Friday, January 10, 2014

Excerpt from The Way Home by Carol Holland March


The Way Home: Desert Song

By Carol Holland March

SYNOPSIS

The Way Home, a collection of visionary stories about finding your true home. 

Whether a place or a relationship, all the characters in The Way Home are seeking what they’ve lost, and the clues they follow are just beyond the veil. A metaphysical treat for those who like their stories off the beaten path, their fantasy balanced on the edge of reality. 

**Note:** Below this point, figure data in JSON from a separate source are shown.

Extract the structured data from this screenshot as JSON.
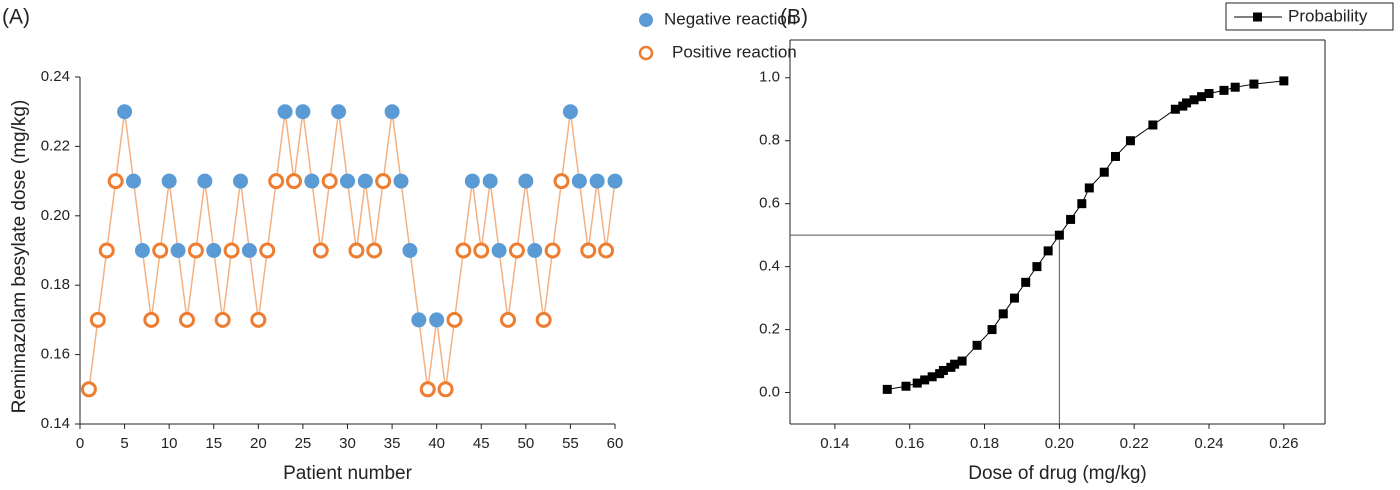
{
  "chart_data": [
    {
      "type": "line",
      "panel_label": "(A)",
      "x_label": "Patient number",
      "y_label": "Remimazolam besylate dose (mg/kg)",
      "x": [
        1,
        2,
        3,
        4,
        5,
        6,
        7,
        8,
        9,
        10,
        11,
        12,
        13,
        14,
        15,
        16,
        17,
        18,
        19,
        20,
        21,
        22,
        23,
        24,
        25,
        26,
        27,
        28,
        29,
        30,
        31,
        32,
        33,
        34,
        35,
        36,
        37,
        38,
        39,
        40,
        41,
        42,
        43,
        44,
        45,
        46,
        47,
        48,
        49,
        50,
        51,
        52,
        53,
        54,
        55,
        56,
        57,
        58,
        59,
        60
      ],
      "series": [
        {
          "name": "Negative reaction",
          "color": "#5b9bd5",
          "marker": "filled",
          "values": [
            null,
            null,
            null,
            null,
            0.23,
            0.21,
            0.19,
            null,
            null,
            0.21,
            0.19,
            null,
            null,
            0.21,
            0.19,
            null,
            null,
            0.21,
            0.19,
            null,
            null,
            null,
            0.23,
            null,
            0.23,
            0.21,
            null,
            null,
            0.23,
            0.21,
            null,
            0.21,
            null,
            null,
            0.23,
            0.21,
            0.19,
            0.17,
            null,
            0.17,
            null,
            null,
            null,
            0.21,
            null,
            0.21,
            0.19,
            null,
            null,
            0.21,
            0.19,
            null,
            null,
            null,
            0.23,
            0.21,
            null,
            0.21,
            null,
            0.21
          ]
        },
        {
          "name": "Positive reaction",
          "color": "#ed7d31",
          "marker": "open",
          "values": [
            0.15,
            0.17,
            0.19,
            0.21,
            null,
            null,
            null,
            0.17,
            0.19,
            null,
            null,
            0.17,
            0.19,
            null,
            null,
            0.17,
            0.19,
            null,
            null,
            0.17,
            0.19,
            0.21,
            null,
            0.21,
            null,
            null,
            0.19,
            0.21,
            null,
            null,
            0.19,
            null,
            0.19,
            0.21,
            null,
            null,
            null,
            null,
            0.15,
            null,
            0.15,
            0.17,
            0.19,
            null,
            0.19,
            null,
            null,
            0.17,
            0.19,
            null,
            null,
            0.17,
            0.19,
            0.21,
            null,
            null,
            0.19,
            null,
            0.19,
            null
          ]
        }
      ],
      "line_color": "#f4b183",
      "xlim": [
        0,
        60
      ],
      "xticks": [
        0,
        5,
        10,
        15,
        20,
        25,
        30,
        35,
        40,
        45,
        50,
        55,
        60
      ],
      "ylim": [
        0.14,
        0.24
      ],
      "yticks": [
        0.14,
        0.16,
        0.18,
        {
          "value": 0.2,
          "label": "0.20"
        },
        0.22,
        0.24
      ]
    },
    {
      "type": "scatter",
      "panel_label": "(B)",
      "x_label": "Dose of drug (mg/kg)",
      "x": [
        0.154,
        0.159,
        0.162,
        0.164,
        0.166,
        0.168,
        0.169,
        0.171,
        0.172,
        0.174,
        0.178,
        0.182,
        0.185,
        0.188,
        0.191,
        0.194,
        0.197,
        0.2,
        0.203,
        0.206,
        0.208,
        0.212,
        0.215,
        0.219,
        0.225,
        0.231,
        0.233,
        0.234,
        0.236,
        0.238,
        0.24,
        0.244,
        0.247,
        0.252,
        0.26
      ],
      "series": [
        {
          "name": "Probability",
          "color": "#000000",
          "values": [
            0.01,
            0.02,
            0.03,
            0.04,
            0.05,
            0.06,
            0.07,
            0.08,
            0.09,
            0.1,
            0.15,
            0.2,
            0.25,
            0.3,
            0.35,
            0.4,
            0.45,
            0.5,
            0.55,
            0.6,
            0.65,
            0.7,
            0.75,
            0.8,
            0.85,
            0.9,
            0.91,
            0.92,
            0.93,
            0.94,
            0.95,
            0.96,
            0.97,
            0.98,
            0.99
          ]
        }
      ],
      "guides": {
        "x": 0.2,
        "y": 0.5
      },
      "xlim": [
        0.128,
        0.271
      ],
      "xticks": [
        0.14,
        0.16,
        0.18,
        {
          "value": 0.2,
          "label": "0.20"
        },
        0.22,
        0.24,
        0.26
      ],
      "ylim": [
        -0.1,
        1.12
      ],
      "yticks": [
        {
          "value": 0,
          "label": "0.0"
        },
        0.2,
        0.4,
        0.6,
        0.8,
        {
          "value": 1,
          "label": "1.0"
        }
      ]
    }
  ]
}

In Desert Song, a young woman embarks reluctantly on a road trip, where she is chased by a ghostly skeleton, and faces buried memories so she can open to herself to love. 

CAROL SAYS:

This is an excerpt from Desert Song, one of the stories in my collection of fantasy stories, The Way Home.  Franny has agreed to go on a road trip with Ray, from San Francisco through the Mojave desert even though she hates the desert and has bad memories of her childhood in Los Angeles.  This is not a true story, but the road trip that inspired it did happen. It was my first visit to the Mojave, and after driving well past dark, I ended up in the desert near Palm Springs. When I got up the next morning, the stark beauty of the desert─the sand, the mountains, the light─entranced me.  I will never forget that feeling of being somewhere sacred, a place empty of human life, but infused with spirit. I wanted Franny to feel some of that to ease her way into the trip that was going to change her life.  

EXCERPT:

“It won’t be so bad, being in the desert, Franny. It’s a big place, you know. We’ll camp under a palm tree.”
I thought he was joking, but just before we reached Palm Springs, Ray turned off the interstate, then onto a dirt road that took us past a row of tall date palms. He parked the truck. We dragged our sleeping bags onto a patch of soft sand and zipped them together. Lying beside him with only our hands touching, I thought about my mother and all the places I had lived since LA. I thought of the men I've been with, good and bad, and how Ray had lasted longer than any of them. Through the swaying branches of the trees, starlight pierced the utter darkness. Ray’s hand was warm and solid in mine.
"I love you," Ray said.
I was afraid I'd start crying if I said anything, so I pretended to be asleep. He rolled over and curled his arm around my waist. 
In the morning, everything was colored gold, lit by the rising sun. We were in a valley of sand dotted with cactus and scrub bushes with the ungainly palms soaring above us and nothing of civilization in sight. In the distance, desert mountains towered silent and proud; their nakedness held me still for more than a minute as I took them in. As I walked away from the protection of the trees, the sun seeped into my pores. I felt light and dry as if I could run all the way to those mountains and all the way back again.
Ray emerged from the camper carrying a coffeepot and two cups. It was a familiar ritual. I sat on a rock and took the cup he offered.
“How you doin’?” he asked.
The lines of worry around his mouth had already softened; sunlight works miracles with Ray. I shook my head. So many words crowded my throat, none came out.
“Did you sleep okay?”
“Fine. The desert is warming me up.”
Something of what I meant must have shown on my face. His eyes crinkled. I placed my untouched coffee on a flat rock. Ray stood, took my shoulders, and drew me up. I buried my face in his neck and bit the tip of his ear lobe. I wanted to lie down on that warming sand with the sun in my face and the naked mountains watching over us, and I wanted to feel him reaching for me, all the way inside, as far as anyone has ever got, so my body would beat in time to the vibrations of that place. After I conveyed this to him with that one hard bite, he muttered into my hair that getting an early start was not always the best plan for the first day of your vacation, and so it was close to ten o’clock before we started east again.